The characteristic value of the Markov matrix: 1) λ=1 is a characteristic value of it, which corresponds to the X1 of all the elements of the eigenvector is non-negative, 2) all other eigenvalues |λi|<1; so the steady state of the power is c1x1, The steady state is determined by a characteristic vector with a eigenvalue of 1 (because the steady state is determined by the eigenvector from the UK expansion formula).
Why is it that the column addition of the matrix equals 1 guarantees that there is a characteristic value of 1. Assuming there is already a eigenvalue of 1, then a-1i, the Markov matrix translates a unit matrix, and if proving a-1i is singular, then 1 is indeed its eigenvalue. The a-1i matrix adds 0 to each column, indicating that the linear combination of line vectors can get 0, which indicates the linear correlation, singular matrix.
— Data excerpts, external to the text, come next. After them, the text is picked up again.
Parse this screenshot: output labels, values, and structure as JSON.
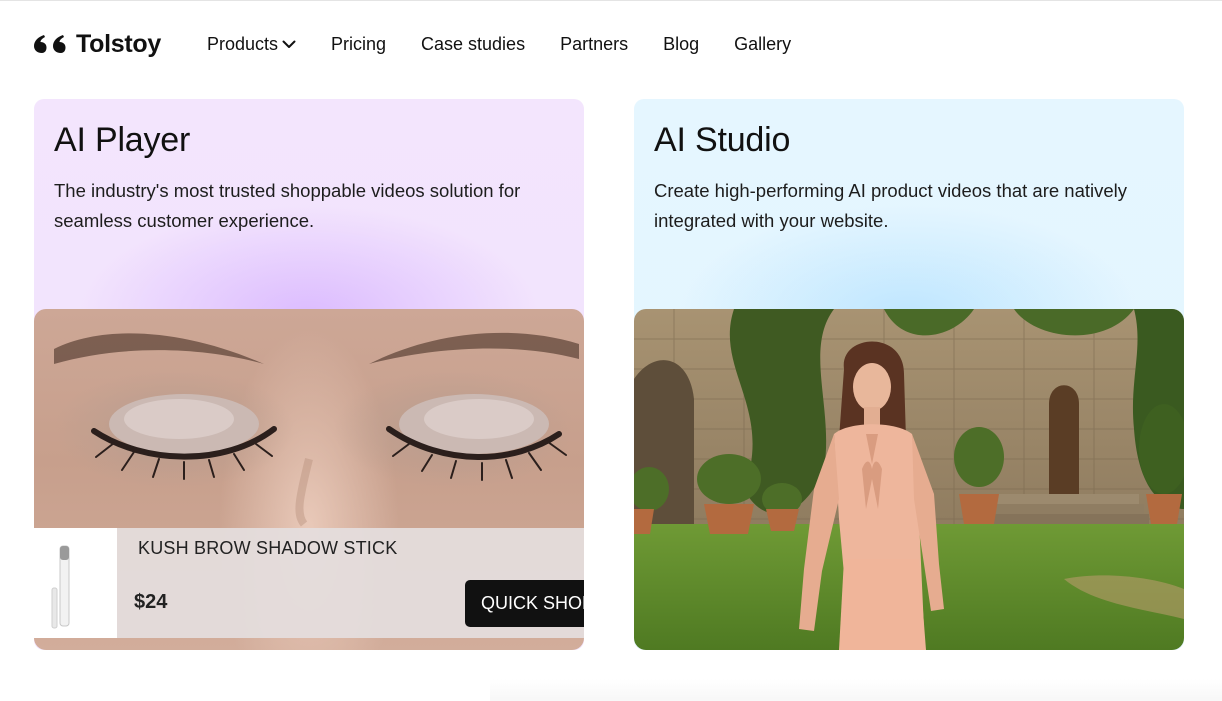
{
  "brand": {
    "name": "Tolstoy",
    "logo_icon": "quote-marks-icon"
  },
  "nav": {
    "items": [
      {
        "label": "Products",
        "has_dropdown": true
      },
      {
        "label": "Pricing"
      },
      {
        "label": "Case studies"
      },
      {
        "label": "Partners"
      },
      {
        "label": "Blog"
      },
      {
        "label": "Gallery"
      }
    ]
  },
  "cards": [
    {
      "title": "AI Player",
      "description": "The industry's most trusted shoppable videos solution for seamless customer experience.",
      "accent": "#f2e3fd",
      "product_overlay": {
        "name": "KUSH BROW SHADOW STICK",
        "price": "$24",
        "button_label": "QUICK SHOP"
      }
    },
    {
      "title": "AI Studio",
      "description": "Create high-performing AI product videos that are natively integrated with your website.",
      "accent": "#e3f5fe"
    }
  ]
}
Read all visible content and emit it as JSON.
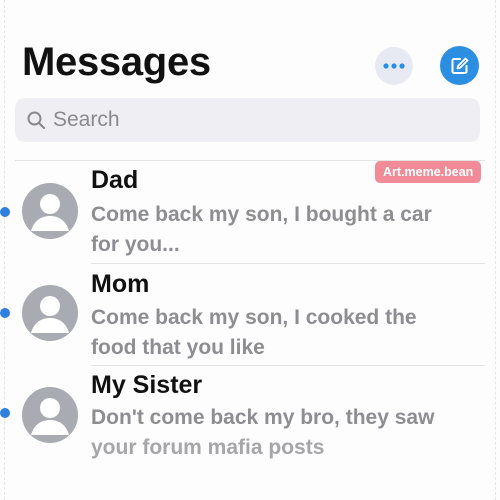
{
  "header": {
    "title": "Messages"
  },
  "search": {
    "placeholder": "Search"
  },
  "watermark": "Art.meme.bean",
  "conversations": [
    {
      "sender": "Dad",
      "preview_lines": [
        "Come back my son, I bought a car",
        "for you..."
      ],
      "unread": true
    },
    {
      "sender": "Mom",
      "preview_lines": [
        "Come back my son, I cooked the",
        "food that you like"
      ],
      "unread": true
    },
    {
      "sender": "My Sister",
      "preview_lines": [
        "Don't come back my bro, they saw",
        "your forum mafia posts"
      ],
      "unread": true
    }
  ],
  "icons": {
    "more": "ellipsis-icon",
    "compose": "compose-icon",
    "search": "search-icon",
    "avatar": "person-placeholder-icon"
  },
  "colors": {
    "accent": "#2b8ee0",
    "unread_dot": "#2f7fe0",
    "watermark_bg": "#f08b97"
  }
}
Vector (1 1 1) in its left 0 space, a eigenvector with a characteristic value of 1 is in its 0 space (because of ax1=x1, (a-i) x1=0). What is the relationship between a and a T's eigenvalues. They are the same. Because the matrix a T is equal to the determinant of a, it can be proven.
Markov matrix Application A is a Markov matrix, always unchanged, representing the population migration of two states. The total number remained the same. Time t from K to K+1, 0.9 of Californians left +0.2 of Massachusetts migrated in = Now Californians. 0.1 of Californians migrated out of +0.8 of the Massachusetts people left = Now the Massachusetts people. Consider steady state. Assuming the initial state of t=0, 0 people in California, Massachusetts 1000 people. What is the population change after K-step? To answer this question, we need to consider the eigenvalues and eigenvectors of a. Solution obtained: λ1=1,x1= (2 1); λ2=0.7,x2= (-1 1). Then the solution gets C1=1000/3,C2=2000/3.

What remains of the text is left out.